Compare that to my rambling original to see quite how much of an improvement this is.

But, all of that said... I specified “make very light edits” and it clearly did a whole lot more than just that.

I didn’t use the Claude version directly. Instead, I copied and pasted chunks of it into my annotation tool that made the most sense, then directly edited them to better fit what I was trying to convey.

As with so many things in LLM/AI land: a significant time saver, but no silver bullet.

For workshops, publish the handout

I took the Software Carpentries instructor training a few years ago, which was a really great experience.

A key idea I got from that is that a great way to run a workshop is to prepare an extensive, detailed handout in advance—and then spend the actual workshop time working through that handout yourself, at a sensible pace, in a way that lets the attendees follow along.

A bonus of this approach is that it forces you to put together a really high quality handout which you can distribute after the event.

I used this approach for the 3 hour workshop I ran at PyCon US 2023: Data analysis with SQLite and Python.
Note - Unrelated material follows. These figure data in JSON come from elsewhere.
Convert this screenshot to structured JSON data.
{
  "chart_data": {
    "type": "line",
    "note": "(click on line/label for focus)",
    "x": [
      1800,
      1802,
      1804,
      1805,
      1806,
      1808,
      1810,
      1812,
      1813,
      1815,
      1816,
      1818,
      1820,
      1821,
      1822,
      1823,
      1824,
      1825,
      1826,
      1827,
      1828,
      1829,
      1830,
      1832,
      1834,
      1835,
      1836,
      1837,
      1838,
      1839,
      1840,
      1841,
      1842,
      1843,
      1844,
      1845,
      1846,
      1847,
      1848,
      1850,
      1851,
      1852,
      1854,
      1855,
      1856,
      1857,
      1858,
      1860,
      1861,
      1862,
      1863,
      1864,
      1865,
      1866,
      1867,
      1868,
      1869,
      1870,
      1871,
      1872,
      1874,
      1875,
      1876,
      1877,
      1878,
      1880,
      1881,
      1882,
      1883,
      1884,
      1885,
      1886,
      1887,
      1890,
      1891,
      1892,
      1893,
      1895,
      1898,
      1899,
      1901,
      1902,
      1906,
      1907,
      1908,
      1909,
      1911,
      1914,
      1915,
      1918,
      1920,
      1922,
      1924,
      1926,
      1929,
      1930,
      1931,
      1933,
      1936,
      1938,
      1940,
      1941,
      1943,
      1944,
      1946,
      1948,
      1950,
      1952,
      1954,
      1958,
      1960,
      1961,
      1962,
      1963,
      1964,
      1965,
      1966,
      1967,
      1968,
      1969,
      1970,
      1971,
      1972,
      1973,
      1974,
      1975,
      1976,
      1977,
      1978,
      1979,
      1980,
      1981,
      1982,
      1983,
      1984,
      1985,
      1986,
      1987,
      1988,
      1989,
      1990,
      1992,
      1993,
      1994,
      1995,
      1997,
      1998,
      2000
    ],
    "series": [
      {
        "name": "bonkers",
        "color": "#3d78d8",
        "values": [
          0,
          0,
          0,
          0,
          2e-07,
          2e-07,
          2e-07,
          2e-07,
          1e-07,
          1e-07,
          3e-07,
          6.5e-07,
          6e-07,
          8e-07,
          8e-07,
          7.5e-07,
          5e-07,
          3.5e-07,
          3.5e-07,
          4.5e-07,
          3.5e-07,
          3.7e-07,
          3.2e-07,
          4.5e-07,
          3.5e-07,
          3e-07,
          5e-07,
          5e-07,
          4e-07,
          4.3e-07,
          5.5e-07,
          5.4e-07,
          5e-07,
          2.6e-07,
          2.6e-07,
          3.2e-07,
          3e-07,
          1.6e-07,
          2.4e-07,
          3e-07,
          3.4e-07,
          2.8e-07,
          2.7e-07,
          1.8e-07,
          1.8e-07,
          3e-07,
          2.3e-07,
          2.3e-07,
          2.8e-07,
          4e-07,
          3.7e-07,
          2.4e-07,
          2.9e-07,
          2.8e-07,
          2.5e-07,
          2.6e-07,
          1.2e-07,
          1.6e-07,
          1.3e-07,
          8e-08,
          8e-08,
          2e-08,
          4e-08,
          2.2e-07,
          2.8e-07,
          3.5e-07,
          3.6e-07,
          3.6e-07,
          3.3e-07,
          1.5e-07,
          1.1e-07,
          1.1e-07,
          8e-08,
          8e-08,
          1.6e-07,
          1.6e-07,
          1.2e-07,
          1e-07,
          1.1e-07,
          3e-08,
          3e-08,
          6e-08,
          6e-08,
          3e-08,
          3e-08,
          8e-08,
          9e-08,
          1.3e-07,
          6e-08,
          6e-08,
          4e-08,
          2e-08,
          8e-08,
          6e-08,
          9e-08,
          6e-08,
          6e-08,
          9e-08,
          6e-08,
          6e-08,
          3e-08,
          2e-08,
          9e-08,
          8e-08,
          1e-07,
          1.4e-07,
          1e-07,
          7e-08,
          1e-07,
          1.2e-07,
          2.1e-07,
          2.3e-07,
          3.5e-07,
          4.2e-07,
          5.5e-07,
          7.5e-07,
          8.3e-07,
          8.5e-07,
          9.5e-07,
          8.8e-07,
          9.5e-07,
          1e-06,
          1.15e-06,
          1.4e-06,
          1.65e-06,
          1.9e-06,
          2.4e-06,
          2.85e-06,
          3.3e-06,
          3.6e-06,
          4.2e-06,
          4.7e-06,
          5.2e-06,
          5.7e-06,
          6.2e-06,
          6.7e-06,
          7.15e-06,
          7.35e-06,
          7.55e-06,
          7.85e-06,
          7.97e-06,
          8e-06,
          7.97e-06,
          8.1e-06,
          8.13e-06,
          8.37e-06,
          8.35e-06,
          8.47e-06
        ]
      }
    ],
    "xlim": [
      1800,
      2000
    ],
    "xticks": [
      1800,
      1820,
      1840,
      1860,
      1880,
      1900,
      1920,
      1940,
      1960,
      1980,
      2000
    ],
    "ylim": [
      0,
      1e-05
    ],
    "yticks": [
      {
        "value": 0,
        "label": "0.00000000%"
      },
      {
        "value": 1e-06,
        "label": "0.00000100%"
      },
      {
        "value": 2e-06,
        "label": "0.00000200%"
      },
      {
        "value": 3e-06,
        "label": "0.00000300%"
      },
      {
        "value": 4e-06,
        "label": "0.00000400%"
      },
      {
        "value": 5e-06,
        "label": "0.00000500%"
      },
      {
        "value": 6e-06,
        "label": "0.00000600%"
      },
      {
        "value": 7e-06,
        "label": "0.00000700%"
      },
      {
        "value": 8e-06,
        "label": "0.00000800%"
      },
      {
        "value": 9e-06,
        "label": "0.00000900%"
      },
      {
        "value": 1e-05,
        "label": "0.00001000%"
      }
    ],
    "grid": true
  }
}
I turned that into a new official tutorial on the Datasette website, accompanied by the video but also useful for people who don’t want to spend three hours watching me talk!

More people should do this

I’m writing this in the hope that I can inspire more people to give their talks this kind of treatment. It’s not a zero amount of work—it takes me 2-3 hours any time I do this—but it greatly increases the longevity of the talk and ensures that the work I’ve already put into it provides maximum value, both to myself (giving talks is partly a selfish act!) and to the people I want to benefit from it.